To develop the tool, Piggott and colleagues first established a draft tool that included 61 items based on a previously published systematic review of guideline development handbooks. They then conducted a series of ten key informant interviews comprising both past and prospective guideline development group members to narrow the tool down to three major themes: selection of participants, guideline group process, and tool format. The resulting 33-item Guideline Participant Tool (GPT) was then validated in a survey of 26 guideline group members from various societies including WHO and the American Society of Hematology (ASH). The tool itself breaks the process of guideline participation into three major time windows: 

  • Before (Preparations): 12 items including clarifying objectives and one's role within the group and familiarizing oneself with the guideline development methodology to be used.
  • During (Meetings): 15 items including avoiding undue interruptions, adhering to the specified methodology, and referring to the PICO question at hand as a way to stay on task.
  • After (Follow-up): 6 items including maintaining proper confidentiality of information discussed, reviewing meeting minutes to identify any discrepancies in a timely fashion, and assisting with the promotion, dissemination, and evaluation of the guideline as requested.

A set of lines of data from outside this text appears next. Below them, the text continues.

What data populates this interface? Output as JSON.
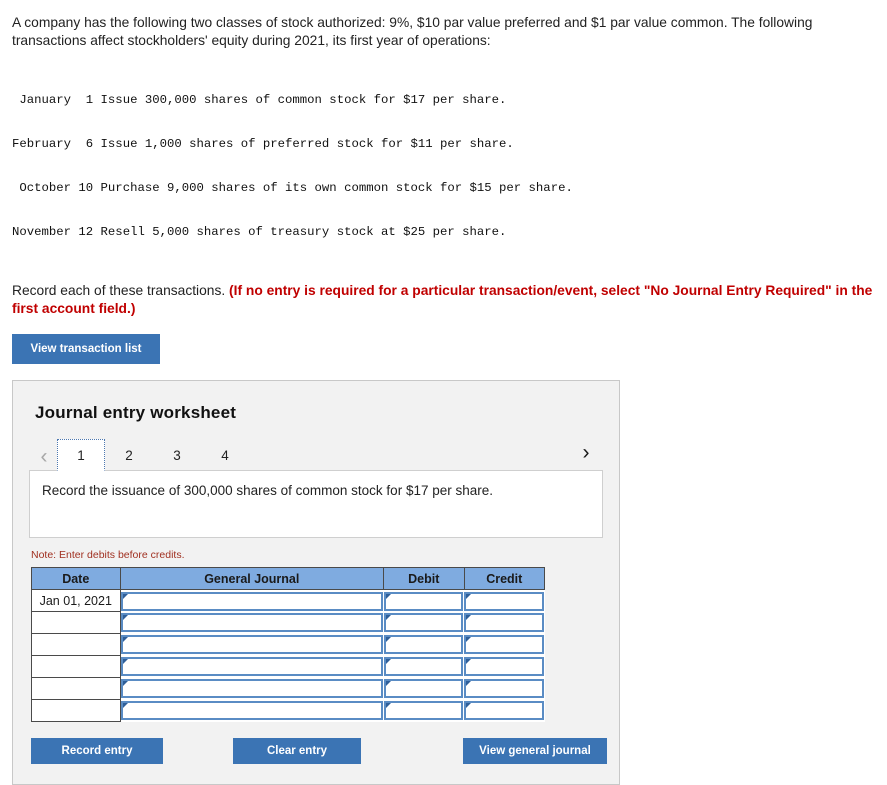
{
  "intro": {
    "paragraph": "A company has the following two classes of stock authorized: 9%, $10 par value preferred and $1 par value common. The following transactions affect stockholders' equity during 2021, its first year of operations:"
  },
  "transactions": [
    " January  1 Issue 300,000 shares of common stock for $17 per share.",
    "February  6 Issue 1,000 shares of preferred stock for $11 per share.",
    " October 10 Purchase 9,000 shares of its own common stock for $15 per share.",
    "November 12 Resell 5,000 shares of treasury stock at $25 per share."
  ],
  "instruction": {
    "lead": "Record each of these transactions. ",
    "required": "(If no entry is required for a particular transaction/event, select \"No Journal Entry Required\" in the first account field.)"
  },
  "buttons": {
    "view_transaction_list": "View transaction list",
    "record_entry": "Record entry",
    "clear_entry": "Clear entry",
    "view_general_journal": "View general journal"
  },
  "worksheet": {
    "title": "Journal entry worksheet",
    "prev_icon": "chevron-left-icon",
    "next_icon": "chevron-right-icon",
    "prev_glyph": "‹",
    "next_glyph": "›",
    "tabs": [
      "1",
      "2",
      "3",
      "4"
    ],
    "active_tab": "1",
    "description": "Record the issuance of 300,000 shares of common stock for $17 per share.",
    "note": "Note: Enter debits before credits."
  },
  "journal_table": {
    "headers": [
      "Date",
      "General Journal",
      "Debit",
      "Credit"
    ],
    "rows": [
      {
        "date": "Jan 01, 2021",
        "general_journal": "",
        "debit": "",
        "credit": ""
      },
      {
        "date": "",
        "general_journal": "",
        "debit": "",
        "credit": ""
      },
      {
        "date": "",
        "general_journal": "",
        "debit": "",
        "credit": ""
      },
      {
        "date": "",
        "general_journal": "",
        "debit": "",
        "credit": ""
      },
      {
        "date": "",
        "general_journal": "",
        "debit": "",
        "credit": ""
      },
      {
        "date": "",
        "general_journal": "",
        "debit": "",
        "credit": ""
      }
    ]
  },
  "colors": {
    "button_blue": "#3b74b4",
    "header_blue": "#7fabe0",
    "required_red": "#c00000",
    "note_red": "#a03020",
    "panel_bg": "#f2f2f2",
    "input_border_blue": "#5a8cc4"
  }
}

According to the authors, "Most participants found that the tool is most useful before guideline group meetings explaining what to expect at each phase. Participants thought that the tool was useful beforehand as a reference for orienting themselves to the structure of meetings, understanding the guideline development process, and what might be required of them. Respondents agreed that the tool serves as a reference for them to stay on track with the required tasks and to support structuring the process of guideline development."

The authors go on to suggest that the tool be used as required reading for all group members ahead of their participation on a panel. 

Piggott T, Baldeh T, Akl EA, et al. 2021. Supporting effective participation in health guideline development groups: The Guideline Participant Tool. J Clin Epidemiol 130:42-48.

Manuscript available from the publisher's website here.